Sorry, we couldn't find any article matching ''
4 Kesalahan Orang tua Saat Komunikasi dengan Anak Remaja yang Bikin Anak Malas Terbuka
Komunikasi dengan anak remaja itu butuh trick agar bisa membuat mereka tetap terbuka dan dekat dengan kita. Bagi saya, salah satunya adalah mengingat pengalaman saya sebagai seorang remaja dulu.
Kedua anak saya saat ini berusia 14 dan 16 tahun. Bersyukur banget di usia mereka yang sudah remaja, yang konon kabarnya usia remaja adalah usia di mana mereka enggan terbuka dan berkomunikasi dengan orang tuanya, yang konon kabarnya mereka memilih untuk lebih dekat dengan teman dibanding orang tuanya, itu tidak saya alami. Butuh waktu bertahun-tahun hingga hubungan saya dengan kedua anak laki-laki saya berada di tahap ini. Tahap yang kami merasa nyaman untuk bicara jujur satu sama lain. Ada trial dan error, ada salah yang sudah pasti saya lakukan. Tak selalu berjalan mulus, namun semua usaha itu worth it untuk saya lakukan.

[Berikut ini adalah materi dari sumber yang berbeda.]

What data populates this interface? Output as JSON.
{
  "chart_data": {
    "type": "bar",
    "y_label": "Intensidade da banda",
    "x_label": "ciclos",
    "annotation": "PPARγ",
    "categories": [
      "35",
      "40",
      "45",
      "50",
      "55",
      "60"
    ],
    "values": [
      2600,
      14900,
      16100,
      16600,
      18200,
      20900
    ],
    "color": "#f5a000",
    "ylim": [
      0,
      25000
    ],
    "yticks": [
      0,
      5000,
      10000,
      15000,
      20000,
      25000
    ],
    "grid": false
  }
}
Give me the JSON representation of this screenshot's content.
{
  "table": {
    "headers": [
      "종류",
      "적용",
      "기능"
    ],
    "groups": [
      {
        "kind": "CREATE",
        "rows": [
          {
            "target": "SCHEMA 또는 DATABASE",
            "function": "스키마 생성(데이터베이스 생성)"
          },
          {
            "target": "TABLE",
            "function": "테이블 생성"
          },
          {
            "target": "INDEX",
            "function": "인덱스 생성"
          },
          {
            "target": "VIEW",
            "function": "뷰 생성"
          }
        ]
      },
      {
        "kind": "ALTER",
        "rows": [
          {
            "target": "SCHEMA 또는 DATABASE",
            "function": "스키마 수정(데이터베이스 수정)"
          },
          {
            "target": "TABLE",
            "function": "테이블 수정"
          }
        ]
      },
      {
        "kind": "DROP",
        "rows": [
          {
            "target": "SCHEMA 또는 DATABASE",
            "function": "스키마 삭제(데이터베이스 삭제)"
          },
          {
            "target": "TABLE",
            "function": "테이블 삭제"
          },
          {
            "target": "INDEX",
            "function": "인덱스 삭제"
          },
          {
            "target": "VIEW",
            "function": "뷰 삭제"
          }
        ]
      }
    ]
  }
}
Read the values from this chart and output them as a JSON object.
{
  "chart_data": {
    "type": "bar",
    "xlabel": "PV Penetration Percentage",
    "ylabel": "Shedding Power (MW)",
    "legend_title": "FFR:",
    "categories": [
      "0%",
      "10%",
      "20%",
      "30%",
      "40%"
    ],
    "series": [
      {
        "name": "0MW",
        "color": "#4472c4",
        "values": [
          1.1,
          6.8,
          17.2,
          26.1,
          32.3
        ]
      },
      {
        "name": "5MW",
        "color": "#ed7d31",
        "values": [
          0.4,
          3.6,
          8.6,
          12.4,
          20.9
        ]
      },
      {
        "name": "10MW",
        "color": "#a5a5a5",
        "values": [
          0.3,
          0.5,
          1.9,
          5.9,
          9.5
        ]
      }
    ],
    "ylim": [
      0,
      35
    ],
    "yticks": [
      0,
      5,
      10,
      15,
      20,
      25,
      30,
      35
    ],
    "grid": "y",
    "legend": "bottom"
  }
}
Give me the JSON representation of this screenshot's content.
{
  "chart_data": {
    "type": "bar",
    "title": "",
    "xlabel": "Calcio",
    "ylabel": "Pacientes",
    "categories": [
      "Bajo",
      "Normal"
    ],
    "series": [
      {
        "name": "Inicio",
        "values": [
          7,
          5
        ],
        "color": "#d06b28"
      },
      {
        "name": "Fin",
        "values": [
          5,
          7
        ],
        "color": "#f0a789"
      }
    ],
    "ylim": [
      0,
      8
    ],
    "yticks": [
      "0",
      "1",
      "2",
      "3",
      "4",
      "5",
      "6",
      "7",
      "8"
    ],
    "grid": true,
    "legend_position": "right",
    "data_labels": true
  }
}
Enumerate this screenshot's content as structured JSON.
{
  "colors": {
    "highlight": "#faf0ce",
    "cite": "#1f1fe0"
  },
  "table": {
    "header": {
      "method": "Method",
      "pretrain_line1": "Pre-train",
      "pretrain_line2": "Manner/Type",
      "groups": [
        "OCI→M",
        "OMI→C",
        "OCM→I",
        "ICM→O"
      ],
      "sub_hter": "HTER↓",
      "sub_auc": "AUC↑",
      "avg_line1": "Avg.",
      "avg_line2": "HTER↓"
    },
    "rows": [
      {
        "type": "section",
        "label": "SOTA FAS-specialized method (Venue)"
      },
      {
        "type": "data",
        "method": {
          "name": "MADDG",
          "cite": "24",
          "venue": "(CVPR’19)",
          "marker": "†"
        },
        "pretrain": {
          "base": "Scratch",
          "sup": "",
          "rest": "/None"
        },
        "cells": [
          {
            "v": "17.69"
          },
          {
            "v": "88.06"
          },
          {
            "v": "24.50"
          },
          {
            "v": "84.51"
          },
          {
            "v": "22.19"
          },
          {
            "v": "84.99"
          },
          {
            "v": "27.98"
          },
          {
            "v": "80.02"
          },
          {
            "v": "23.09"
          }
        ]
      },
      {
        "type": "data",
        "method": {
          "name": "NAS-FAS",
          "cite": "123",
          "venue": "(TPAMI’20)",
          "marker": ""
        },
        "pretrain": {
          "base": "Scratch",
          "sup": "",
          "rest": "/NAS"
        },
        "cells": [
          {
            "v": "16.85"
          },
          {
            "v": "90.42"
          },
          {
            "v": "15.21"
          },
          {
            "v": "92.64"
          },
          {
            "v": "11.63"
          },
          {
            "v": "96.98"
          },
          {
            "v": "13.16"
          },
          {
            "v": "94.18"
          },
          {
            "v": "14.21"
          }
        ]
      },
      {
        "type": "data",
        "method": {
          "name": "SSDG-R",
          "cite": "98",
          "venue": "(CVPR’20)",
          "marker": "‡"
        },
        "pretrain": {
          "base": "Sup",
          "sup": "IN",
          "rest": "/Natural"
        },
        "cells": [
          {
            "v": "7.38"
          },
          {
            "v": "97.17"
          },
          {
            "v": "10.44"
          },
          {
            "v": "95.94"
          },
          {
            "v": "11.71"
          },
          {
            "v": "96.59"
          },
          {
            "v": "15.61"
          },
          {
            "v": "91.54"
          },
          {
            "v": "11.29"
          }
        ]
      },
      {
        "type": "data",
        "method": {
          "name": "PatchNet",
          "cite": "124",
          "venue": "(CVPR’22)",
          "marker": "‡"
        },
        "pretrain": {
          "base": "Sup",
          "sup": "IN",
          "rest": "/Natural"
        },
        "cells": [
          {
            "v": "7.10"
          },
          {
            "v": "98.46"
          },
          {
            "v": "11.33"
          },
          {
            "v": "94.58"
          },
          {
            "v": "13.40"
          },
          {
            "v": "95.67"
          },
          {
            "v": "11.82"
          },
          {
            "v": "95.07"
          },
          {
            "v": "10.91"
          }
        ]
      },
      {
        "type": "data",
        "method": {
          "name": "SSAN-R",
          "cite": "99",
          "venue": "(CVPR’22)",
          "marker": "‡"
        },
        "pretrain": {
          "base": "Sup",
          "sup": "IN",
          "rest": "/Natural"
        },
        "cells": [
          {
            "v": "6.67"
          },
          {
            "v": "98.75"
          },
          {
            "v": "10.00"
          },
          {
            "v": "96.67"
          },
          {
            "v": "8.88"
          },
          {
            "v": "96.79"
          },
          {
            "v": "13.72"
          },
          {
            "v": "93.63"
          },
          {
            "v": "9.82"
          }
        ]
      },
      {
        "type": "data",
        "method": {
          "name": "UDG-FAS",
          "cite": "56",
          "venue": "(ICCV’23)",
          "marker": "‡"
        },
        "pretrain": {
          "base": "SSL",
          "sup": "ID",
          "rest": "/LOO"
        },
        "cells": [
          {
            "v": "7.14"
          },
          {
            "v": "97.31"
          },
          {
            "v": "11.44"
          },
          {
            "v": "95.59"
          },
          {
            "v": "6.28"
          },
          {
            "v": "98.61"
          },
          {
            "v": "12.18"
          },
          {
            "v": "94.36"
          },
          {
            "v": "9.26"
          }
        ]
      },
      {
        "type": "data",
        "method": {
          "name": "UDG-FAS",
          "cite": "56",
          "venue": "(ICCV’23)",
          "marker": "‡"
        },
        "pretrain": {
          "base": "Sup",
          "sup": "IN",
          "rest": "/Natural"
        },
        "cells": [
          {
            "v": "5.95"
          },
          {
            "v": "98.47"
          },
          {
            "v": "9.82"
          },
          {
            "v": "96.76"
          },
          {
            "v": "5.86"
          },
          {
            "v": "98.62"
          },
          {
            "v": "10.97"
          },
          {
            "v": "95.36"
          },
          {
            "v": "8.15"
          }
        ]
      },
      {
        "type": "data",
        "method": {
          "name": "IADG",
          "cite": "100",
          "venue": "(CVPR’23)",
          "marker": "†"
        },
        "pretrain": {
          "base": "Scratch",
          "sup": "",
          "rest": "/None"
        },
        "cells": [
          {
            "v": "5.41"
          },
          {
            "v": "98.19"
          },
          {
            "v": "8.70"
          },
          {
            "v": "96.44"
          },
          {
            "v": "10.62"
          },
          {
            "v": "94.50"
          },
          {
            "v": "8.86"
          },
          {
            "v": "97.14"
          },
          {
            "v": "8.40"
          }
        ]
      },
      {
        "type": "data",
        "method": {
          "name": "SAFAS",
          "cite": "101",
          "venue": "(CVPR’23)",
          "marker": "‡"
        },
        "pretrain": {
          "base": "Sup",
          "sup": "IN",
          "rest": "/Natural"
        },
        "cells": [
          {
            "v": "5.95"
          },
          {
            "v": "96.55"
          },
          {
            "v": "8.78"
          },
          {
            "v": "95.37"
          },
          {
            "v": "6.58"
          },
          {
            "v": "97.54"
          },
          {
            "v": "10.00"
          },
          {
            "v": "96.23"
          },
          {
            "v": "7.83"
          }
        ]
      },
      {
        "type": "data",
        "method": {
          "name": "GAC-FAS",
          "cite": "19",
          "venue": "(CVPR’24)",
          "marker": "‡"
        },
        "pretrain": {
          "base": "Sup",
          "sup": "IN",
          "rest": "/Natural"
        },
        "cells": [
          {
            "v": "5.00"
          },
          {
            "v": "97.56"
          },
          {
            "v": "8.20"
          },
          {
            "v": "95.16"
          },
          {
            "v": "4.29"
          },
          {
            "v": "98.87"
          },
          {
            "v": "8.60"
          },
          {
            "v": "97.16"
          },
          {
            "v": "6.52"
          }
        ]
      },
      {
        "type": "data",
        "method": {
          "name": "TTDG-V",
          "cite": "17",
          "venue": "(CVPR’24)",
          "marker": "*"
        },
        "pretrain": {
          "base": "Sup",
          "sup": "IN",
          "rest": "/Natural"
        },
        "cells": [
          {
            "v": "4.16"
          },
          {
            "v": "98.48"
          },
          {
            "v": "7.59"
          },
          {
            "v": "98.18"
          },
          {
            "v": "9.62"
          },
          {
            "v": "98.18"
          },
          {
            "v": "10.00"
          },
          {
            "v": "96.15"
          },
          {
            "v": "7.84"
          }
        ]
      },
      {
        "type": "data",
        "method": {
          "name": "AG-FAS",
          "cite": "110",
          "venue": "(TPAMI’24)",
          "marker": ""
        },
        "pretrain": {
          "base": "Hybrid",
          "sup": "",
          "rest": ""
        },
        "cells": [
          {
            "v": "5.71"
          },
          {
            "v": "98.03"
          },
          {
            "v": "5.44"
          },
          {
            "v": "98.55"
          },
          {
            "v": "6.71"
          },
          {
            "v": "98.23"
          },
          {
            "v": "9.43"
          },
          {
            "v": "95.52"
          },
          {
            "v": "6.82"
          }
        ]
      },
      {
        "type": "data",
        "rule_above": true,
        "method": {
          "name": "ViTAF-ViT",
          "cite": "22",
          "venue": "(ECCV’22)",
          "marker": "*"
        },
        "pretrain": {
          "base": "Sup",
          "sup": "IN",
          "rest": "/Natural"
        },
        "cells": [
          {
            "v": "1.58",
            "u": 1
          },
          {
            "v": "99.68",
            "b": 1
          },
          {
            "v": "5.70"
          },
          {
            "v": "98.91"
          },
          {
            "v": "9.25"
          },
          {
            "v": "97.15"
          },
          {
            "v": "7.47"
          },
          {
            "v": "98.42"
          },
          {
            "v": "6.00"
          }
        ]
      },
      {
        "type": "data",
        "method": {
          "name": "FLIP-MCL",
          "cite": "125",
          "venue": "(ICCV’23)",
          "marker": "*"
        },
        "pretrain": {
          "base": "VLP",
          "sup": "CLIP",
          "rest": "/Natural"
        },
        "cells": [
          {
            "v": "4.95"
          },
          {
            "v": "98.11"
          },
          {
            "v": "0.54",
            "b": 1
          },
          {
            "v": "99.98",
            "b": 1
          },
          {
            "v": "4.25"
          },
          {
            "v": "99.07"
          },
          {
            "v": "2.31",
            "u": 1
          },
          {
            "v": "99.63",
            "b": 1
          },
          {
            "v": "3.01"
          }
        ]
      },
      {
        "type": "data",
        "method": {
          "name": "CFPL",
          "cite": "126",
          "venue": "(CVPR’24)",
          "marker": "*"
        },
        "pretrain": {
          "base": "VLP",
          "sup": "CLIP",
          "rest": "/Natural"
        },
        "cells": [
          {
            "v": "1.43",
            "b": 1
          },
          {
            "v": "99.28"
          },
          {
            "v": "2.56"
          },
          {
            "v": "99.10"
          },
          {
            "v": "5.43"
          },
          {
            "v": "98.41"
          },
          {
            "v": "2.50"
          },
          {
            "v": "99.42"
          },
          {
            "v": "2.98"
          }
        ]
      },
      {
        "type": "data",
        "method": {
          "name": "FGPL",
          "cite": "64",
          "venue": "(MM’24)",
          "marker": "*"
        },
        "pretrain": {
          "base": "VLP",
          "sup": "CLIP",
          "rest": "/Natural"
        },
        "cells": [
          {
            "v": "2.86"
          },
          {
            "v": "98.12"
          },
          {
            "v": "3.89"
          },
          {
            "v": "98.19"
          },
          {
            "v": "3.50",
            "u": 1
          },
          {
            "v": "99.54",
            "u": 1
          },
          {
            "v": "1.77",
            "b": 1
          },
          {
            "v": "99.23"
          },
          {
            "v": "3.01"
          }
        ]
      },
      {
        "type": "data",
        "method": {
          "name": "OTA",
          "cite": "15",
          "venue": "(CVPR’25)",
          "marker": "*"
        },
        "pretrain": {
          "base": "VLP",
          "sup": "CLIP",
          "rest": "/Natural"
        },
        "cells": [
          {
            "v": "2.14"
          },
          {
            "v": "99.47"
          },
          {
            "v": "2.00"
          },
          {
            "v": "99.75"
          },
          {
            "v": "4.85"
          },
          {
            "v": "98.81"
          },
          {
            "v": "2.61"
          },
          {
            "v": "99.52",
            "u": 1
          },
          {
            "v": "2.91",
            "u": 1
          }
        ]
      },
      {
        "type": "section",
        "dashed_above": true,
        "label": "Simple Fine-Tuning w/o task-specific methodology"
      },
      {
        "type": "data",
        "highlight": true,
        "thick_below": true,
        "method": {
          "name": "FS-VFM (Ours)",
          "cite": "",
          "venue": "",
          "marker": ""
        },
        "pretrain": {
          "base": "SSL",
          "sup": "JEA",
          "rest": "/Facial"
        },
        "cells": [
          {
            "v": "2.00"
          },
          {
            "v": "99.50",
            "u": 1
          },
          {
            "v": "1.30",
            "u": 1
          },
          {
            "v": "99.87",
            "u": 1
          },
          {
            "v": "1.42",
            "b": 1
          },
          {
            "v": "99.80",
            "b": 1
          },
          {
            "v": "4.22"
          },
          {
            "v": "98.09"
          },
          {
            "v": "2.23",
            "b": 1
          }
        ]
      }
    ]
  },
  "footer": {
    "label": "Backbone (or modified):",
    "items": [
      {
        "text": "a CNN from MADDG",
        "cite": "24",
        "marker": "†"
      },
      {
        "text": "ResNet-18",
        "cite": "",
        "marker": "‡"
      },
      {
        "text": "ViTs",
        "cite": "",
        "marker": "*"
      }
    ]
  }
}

Baca juga: 5 Hal yang dibutuhkan Orang tua dari Anak Remaja
Berdasarkan pengalaman saya sebagai ibu dari dua anak laki-laki usia remaja, ini kesalahan-kesalahan yang sering dilakukan orang tua saat komunikasi dengan anak remaja
1. Lupa sama apa yang kita rasakan dulu ketika kita remaja
Untuk menjadi orang tua seperti sekarang, kita pasti pernah melewati masa remaja dong ya? Masa remaja di mana kita merasa paling tahu, paling benar, paling keren dan tidak pernah setuju dengan aturan orang tua. Kita pernah tahu seperti apa rasanya menjadi remaja. Kita paham banget apa yang kita suka dan tidak suka dulu dari orang tua kita. Kita mengerti apa yang membuat kita nyaman dan tidak nyaman dari perilaku orang tua kita dulu. Kita tahu apa yang sesungguhnya kita butuhkan sebagai anak remaja dari kedua orang tua kita dulu. Lantas, sekarang, begitu kita menjadi orang tua, kenapa kita jadi lupa? Kita merasa paling benar, kita merasa paling paham, kita merasa paling tahu apa yang terbaik untuk anak remaja kita?
Dan tanpa kita sadar, kita melakukan apa yang dulu pernah dilakukan orang tua kita dan membuat kita merasa tidak nyaman, membuat kita merasa tertekan dan membuat kita membenci orang tua kita.
2. Fokus pada bicara dibanding mendengar, fokus pada kritik dibanding menerima terlebih dulu
Ketika anak remaja kita memutuskan untuk bercerita tentang sesuatu, apakah itu hal yang membanggakan atau membuat kita marah. Entah itu hal yang benar atau salah. Entah itu hal yang sesuai dengan value kita atau tidak, jiwa orang tua kita membuat kita ingin segera memberikan nasihat, memberi masukan, saran, kritik hingga memarahi anak. Padahal, saat itu bisa jadi anak hanya ingin didengar terlebih dulu. Dengarkan saja, tanpa harus disela, dipotong, dimarahi. Dengarkan dulu, tahan mulut untuk bicara apalagi jika ingin bicara kata-kata yang menyakitkan.
3. Tidak memilih waktu yang tepat untuk bicara
Langsung merepet panjang lebar tanpa melihat seperti apa kondisi si anak. Apakah sedang tenang, apakah sedang lelah, apakah sedang tertekan. Dan ini berlaku dua arah lho. Tak hanya kita yang butuh melihat situasi dan kondisi anak ketika mengajak mereka bicara. Kita juga perlu tahu kondisi hati serta emosi kita seperti apa saat ingin berkomunikasi dengan si anak remaja. Jika diri kita sendiri juga sedang kelelahan dan butuh isTitirahat sejenak, selama topik yang ingin dibicarakan tidak terlalu urgent, berikan waktu untuk diri kita beristirahat sejenak. Agar kita bisa merespon dengan bijak apa yang anak ceritakan.
4. Tidak tahu kapan waktu untuk berhenti
Saya belajar untuk paham kapan waktu untuk mundur dari “pertengkaran” agar tidak menyesal di kemudian hari. Ketika obrolan kami berubah menjadi pembicaraan penuh emosi dan amarah, saya memilih untuk mundur sejenak. Saya akan bilang ke anak-anak saya: Mama sudah emosi dan marah banget, kita berhenti dulu, kita lanjutkan nanti ketika emosi kita sudah sama-sama enak. Kenapa? Agar kita terhindar dari mengeluarkan kalimat-kalimat yang hanya akan membuat kita menyesal di kemudian hari.